A fierce debate is playing out as to what skills are best suited to the conditions created by a digital world to which everybody has access. The era of single message mass marketing is coming to an end. In a presentation to 250 marketing and advertising executives in New York in late 2007, Facebook founder and CEO Mark Zuckerberg said “for the last hundred years media has been pushed out to people, but now marketers are going to be a part of the conversation and they’re going to do this by using the social graph in the same way our users do.”

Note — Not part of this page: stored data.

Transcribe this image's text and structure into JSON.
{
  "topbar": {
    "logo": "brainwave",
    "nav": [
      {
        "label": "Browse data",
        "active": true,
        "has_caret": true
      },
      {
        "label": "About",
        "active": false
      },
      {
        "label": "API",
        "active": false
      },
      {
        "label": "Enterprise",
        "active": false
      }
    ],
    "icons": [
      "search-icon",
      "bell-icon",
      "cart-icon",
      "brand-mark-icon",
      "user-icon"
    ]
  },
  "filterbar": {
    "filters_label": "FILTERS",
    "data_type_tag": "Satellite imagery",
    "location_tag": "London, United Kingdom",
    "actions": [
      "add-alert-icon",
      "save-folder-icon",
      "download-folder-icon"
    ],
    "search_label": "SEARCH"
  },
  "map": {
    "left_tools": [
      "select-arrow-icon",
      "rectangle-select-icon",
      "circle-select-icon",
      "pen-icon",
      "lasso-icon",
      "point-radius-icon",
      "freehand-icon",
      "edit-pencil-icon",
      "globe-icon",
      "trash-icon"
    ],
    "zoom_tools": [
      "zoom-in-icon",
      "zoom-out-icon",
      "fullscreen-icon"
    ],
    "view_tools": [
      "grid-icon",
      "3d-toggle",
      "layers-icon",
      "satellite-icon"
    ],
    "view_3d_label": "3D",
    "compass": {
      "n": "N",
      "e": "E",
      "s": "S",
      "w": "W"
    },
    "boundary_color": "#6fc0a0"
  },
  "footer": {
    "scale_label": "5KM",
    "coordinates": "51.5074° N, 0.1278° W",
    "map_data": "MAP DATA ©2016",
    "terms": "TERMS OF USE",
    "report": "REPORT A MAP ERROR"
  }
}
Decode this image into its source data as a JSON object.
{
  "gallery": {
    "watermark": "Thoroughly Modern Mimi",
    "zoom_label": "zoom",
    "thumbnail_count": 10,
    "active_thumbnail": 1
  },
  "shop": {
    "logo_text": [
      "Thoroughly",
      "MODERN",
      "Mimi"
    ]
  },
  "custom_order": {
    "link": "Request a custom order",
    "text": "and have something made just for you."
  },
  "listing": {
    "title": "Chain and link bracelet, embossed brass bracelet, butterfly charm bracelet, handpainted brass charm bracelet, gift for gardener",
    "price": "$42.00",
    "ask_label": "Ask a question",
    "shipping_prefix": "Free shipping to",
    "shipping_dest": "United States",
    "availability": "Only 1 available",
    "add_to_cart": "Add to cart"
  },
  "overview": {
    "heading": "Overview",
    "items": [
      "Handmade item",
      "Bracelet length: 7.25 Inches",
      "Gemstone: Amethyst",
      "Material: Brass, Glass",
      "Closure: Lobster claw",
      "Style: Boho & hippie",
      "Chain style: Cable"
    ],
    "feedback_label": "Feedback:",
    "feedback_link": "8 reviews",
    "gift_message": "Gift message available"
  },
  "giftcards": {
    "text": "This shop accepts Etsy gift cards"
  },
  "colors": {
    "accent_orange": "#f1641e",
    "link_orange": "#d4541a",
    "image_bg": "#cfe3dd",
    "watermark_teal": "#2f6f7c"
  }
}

I believe that we have now entered a third phase since the inception of digital marketing. The first phase was a technical one, the second was built around design and creativity and this third phase is characterised by the democratisation of content. In the nineties when businesses first launched commercial web sites you hade to be a programmer or coder to build a website. The industry was wholly reliant on technicians. Specialist agencies sprang up and clients were in their thrall and people had to place their trust entirely in the hands of digital specialists. Over time coding became more commoditised and new programmes allowed the less technical to do more and more. The creative and design community started to be able to exert more of an influence. The look and feel as well as the functionality of a website becomes more important. In this second phase designers and creatives gained pre-eminence in the field of digital marketing.
The third wave of digital communications is characterised by user generated content and templated designs that can be adapted and customised (like the Wordpress template for this blog) and are now widely available. More importantly much of what we see on screen is originated in a space beyond the control of clients or agencies. Content comes from lots of different places the skills that are important to the marketing function are not hard technical skills, nor are they predominantly aesthetic but they are the softer management skills of diplomacy and influence. In short these are the skills that PR people have always used in their interactions with traditional media.
Interesting and thought provoking blog on the development to the ‘third age’ of digital marketing, but I wonder if we are blurring boundaries here? Digital marketing and digital communications (PR if you prefer) conceivably exist in parallel not as a single entity. While both aim to build communities, the way that each engages with its target audiences is markedly different and, therefore, with different expectations.
What is for sure is your contention that content really IS king and that this is what drives the medium. Let us not allow the digital domain to confuse the two disciplines of marketing and PR. Better that we seek to define a clearer understanding of the reciprocal relationship between the two and the mutuality of benefit to both.